“不要再去那里了。”她说,声音低稳,但每一个字都在发抖——是那种憋了太久之后终于可以说出来的释放感导致的颤抖。
“不要去那种地方,不要让那种人靠近你。我——我不喜欢。”
她说“不喜欢”的时候,声音抖得更厉害了。
那个词从她喉咙里被推出来,经过了太多次反复吞咽和压抑,终于出口的时候已经变得沙哑而干涩。
达妮娅看着她的眼睛——看着那双在阴影里清亮灼烫的浅薄荷绿色眼睛,看着那层还没完全消下去的泪膜,看着那双眼睛里倒映着的自己。
然后她伸出手,碰了碰西格莉卡的脸。
指尖轻柔地划过颧骨——从眼眶下缘开始,沿着苹果肌最高处的弧线往下滑,滑过脸侧,在下颌角处轻轻停了一下。
像在抚摸一件珍贵的、易碎的、她怕稍微用力就会碎掉的瓷器。
她的指尖能感觉到西格莉卡脸颊上那片皮肤的温度——比平时更高更烫,是愤怒和紧张和憋了一路的情绪混合在一起以后从毛细血管里渗出来的热度。
她的指尖能感觉到那片皮肤上细微的震颤——不是发抖,是皮肤底下的微循环血管在加速搏动时产生的、高频而难察觉的振动。
“好。”她说。
不是慵懒的、游刃有余的、把所有真实情感都藏在拖长尾音里的“好”——是认真的、轻的、把对方的所有不安和恐惧和愤怒全部接住了然后放在自己手心里的那种“好”。

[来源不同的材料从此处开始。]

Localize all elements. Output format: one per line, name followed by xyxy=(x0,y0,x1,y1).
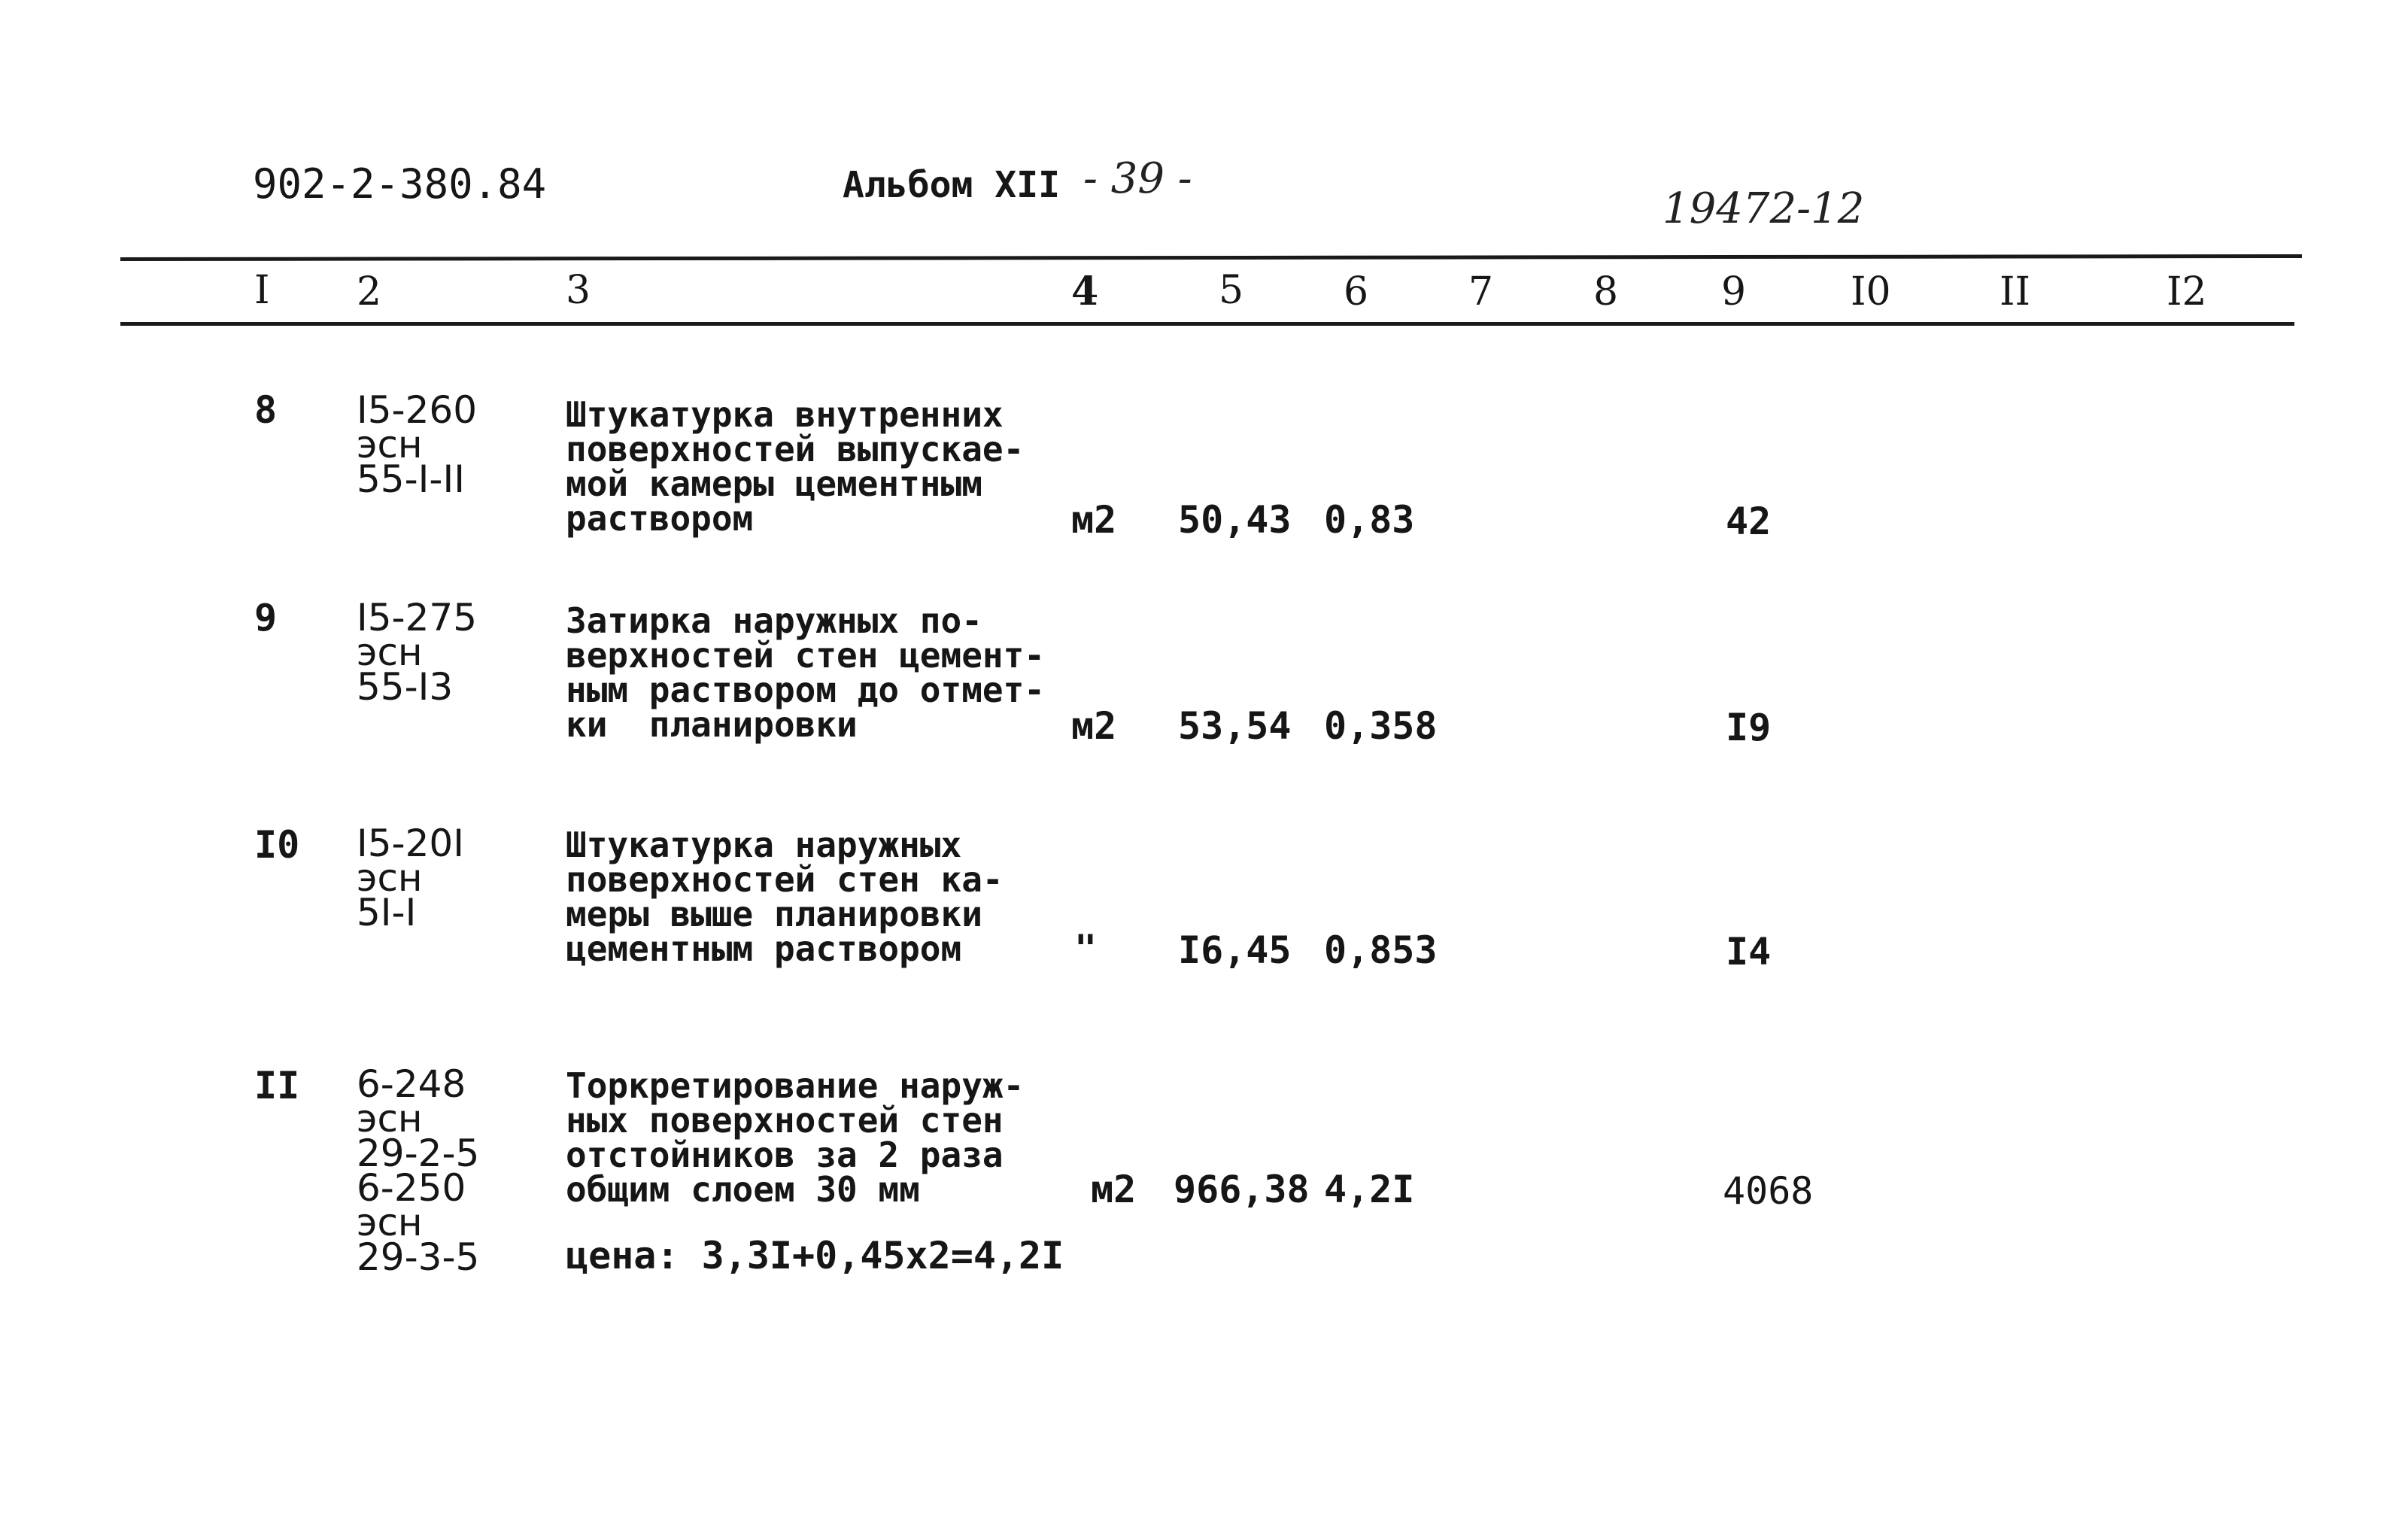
row-price: 0,358 xyxy=(1324,704,1438,748)
description-line: меры выше планировки xyxy=(566,894,982,934)
row-total: I4 xyxy=(1726,930,1772,974)
column-header: 6 xyxy=(1344,269,1369,314)
row-unit: м2 xyxy=(1071,498,1117,542)
row-price: 4,2I xyxy=(1324,1168,1415,1211)
description-line: Торкретирование наруж- xyxy=(566,1065,1025,1106)
description-line: поверхностей выпускае- xyxy=(566,429,1025,469)
column-header: I0 xyxy=(1851,269,1891,314)
description-line: поверхностей стен ка- xyxy=(566,859,1004,900)
code-line: 55-I3 xyxy=(357,665,454,709)
row-code xyxy=(357,596,478,709)
row-quantity: 966,38 xyxy=(1174,1168,1310,1211)
row-number: I0 xyxy=(254,823,300,867)
description-line: ных поверхностей стен xyxy=(566,1100,1004,1141)
page-number: - 39 - xyxy=(1083,154,1192,203)
row-number: II xyxy=(254,1064,300,1107)
description-line: цементным раствором xyxy=(566,928,962,969)
code-line: эсн xyxy=(357,423,423,466)
code-line: I5-20I xyxy=(357,822,464,865)
column-header: 7 xyxy=(1468,269,1494,314)
row-description xyxy=(566,825,1004,969)
row-total: 4068 xyxy=(1723,1169,1814,1213)
row-code xyxy=(357,822,464,934)
row-description xyxy=(566,600,1045,745)
code-line: 29-3-5 xyxy=(357,1235,480,1279)
code-line: эсн xyxy=(357,630,423,674)
description-line: ки планировки xyxy=(566,704,858,745)
row-unit: м2 xyxy=(1091,1168,1137,1211)
code-line: 6-250 xyxy=(357,1166,466,1210)
code-line: I5-275 xyxy=(357,596,478,639)
code-line: эсн xyxy=(357,1097,423,1141)
row-price: 0,853 xyxy=(1324,928,1438,972)
row-description xyxy=(566,394,1025,539)
row-total: I9 xyxy=(1726,706,1772,749)
code-line: 6-248 xyxy=(357,1062,466,1106)
column-header: 5 xyxy=(1219,268,1244,313)
description-line: общим слоем 30 мм xyxy=(566,1169,920,1210)
description-line: Затирка наружных по- xyxy=(566,600,982,641)
row-number: 8 xyxy=(254,388,278,432)
column-header: I xyxy=(254,268,270,313)
column-header: 9 xyxy=(1721,269,1747,314)
description-line: Штукатурка наружных xyxy=(566,825,962,865)
description-line: мой камеры цементным xyxy=(566,463,982,504)
column-header: I2 xyxy=(2167,269,2207,314)
row-quantity: 53,54 xyxy=(1178,704,1292,748)
header-bottom-rule xyxy=(120,322,2294,326)
row-number: 9 xyxy=(254,596,278,639)
album-label: Альбом XII xyxy=(843,164,1060,206)
description-line: верхностей стен цемент- xyxy=(566,635,1045,676)
row-unit: " xyxy=(1074,927,1098,971)
column-header: 8 xyxy=(1593,269,1619,314)
row-quantity: I6,45 xyxy=(1178,928,1292,972)
description-line: отстойников за 2 раза xyxy=(566,1135,1004,1175)
code-line: 55-I-II xyxy=(357,457,465,501)
code-line: эсн xyxy=(357,856,423,900)
code-line: 29-2-5 xyxy=(357,1132,480,1175)
code-line: 5I-I xyxy=(357,891,417,934)
handwritten-number: 19472-12 xyxy=(1663,184,1865,233)
row-description xyxy=(566,1065,1025,1210)
code-line: I5-260 xyxy=(357,388,478,432)
row-quantity: 50,43 xyxy=(1178,498,1292,542)
column-header: 3 xyxy=(566,268,591,313)
row-unit: м2 xyxy=(1071,704,1117,748)
description-line: ным раствором до отмет- xyxy=(566,670,1045,710)
document-code: 902-2-380.84 xyxy=(253,160,547,208)
header-top-rule xyxy=(120,254,2302,261)
row-price: 0,83 xyxy=(1324,498,1415,542)
row-total: 42 xyxy=(1726,500,1772,543)
row-code xyxy=(357,1062,480,1279)
column-header: 4 xyxy=(1071,269,1099,314)
row-code xyxy=(357,388,478,501)
description-line: раствором xyxy=(566,498,754,539)
description-line: Штукатурка внутренних xyxy=(566,394,1004,435)
column-header: 2 xyxy=(357,269,382,314)
code-line: эсн xyxy=(357,1201,423,1244)
column-header: II xyxy=(2000,269,2031,314)
row-price-note: цена: 3,3I+0,45x2=4,2I xyxy=(566,1234,1064,1277)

那个字从她嘴里被吐出来的时候轻短简洁,没有尾音,没有修饰,没有她平时用来包裹真实情绪的慵懒外壳。
就是“好”。
纯粹的、完全的、没有任何保留的“好”。
然后她翻身把西格莉卡压在下面。
她的双手抓住西格莉卡撑在自己肩膀旁边的手臂,腰胯往上一顶,用自己的体重和杠杆原理把西格莉卡从上面掀了下去。
枯叶在她翻身时被带起来好几片,在空中飞了短短一小段距离,然后落在西格莉卡散开的金色发丝上。
现在她跨坐在西格莉卡腰上,膝盖压在厚厚落叶层里,膝盖窝被枯叶碎片扎得微痒。
粉色长发从肩膀两侧垂下来,发尾的天蓝渐变色在阳光里泛着珠光,有几缕碎发被汗黏在额角。
她开始解西格莉卡的衬衫。
用指尖捏住扣子,拇指一推,扣子从扣眼里弹出来,发出细微轻短的布料摩擦声。
然后立刻去捏下一颗,动作又快又准又流畅,像在做一套她已经练习过无数遍的动作。
但她指尖在轻轻发抖——不是因为紧张,不是因为害怕,是因为刚才那个“好”字说出口以后,她自己也停不下来了。
那个“好”字里包含的不仅是“我不会再去酒馆了”,还有“我看到你为我吃醋了”、“我看到你挡在我前面了”、“我看到你了”——所有这些她以前从来不敢接住的东西,现在全部在那个“好”字里被接住了。
而接住之后,她不知道该用什么语言来表达,只能用身体。
她把西格莉卡的衬衫敞开。
白色棉布往两边分开,在落叶堆上铺成了两片不规则的白色平面。
阳光透过枯枝洒在裸露出来的皮肤上——锁骨,胸口,乳沟,肋骨下缘,白皙的皮肤在阳光下泛着淡柔温润的珠光,和周围暗褐色的枯叶形成了强烈醒目的色彩反差。
然后是内衣——前扣,白色蕾丝。
她用手指捏住那颗珍珠色的小扣子,拇指一推,扣子弹开,内衣的两片罩杯往两侧滑落。
西格莉卡的乳房从分开的罩杯间露出来。
不大,但形状饱满挺翘——侧面的弧线从胸口平滑地隆起到乳尖,在阳光下泛着白皙温润的珠光。
乳尖已经完全硬了——在酒馆里看到达妮娅被那男人拦住的时候就自动开始充血了,在林间被推倒时又硬了一层,现在达妮娅的目光落在上面时又硬了一层。
嫣红色,挺翘,在微凉的林间空气里轻轻颤着。
乳头顶端那个细小的凹陷在每一次心跳时都会轻微收缩一次,像极小的嘴唇在轻柔缓慢地抿动。
乳晕也跟着收缩变厚——边缘有精致密集的蒙哥马利腺小颗粒,每一粒都因为兴奋而凸起着。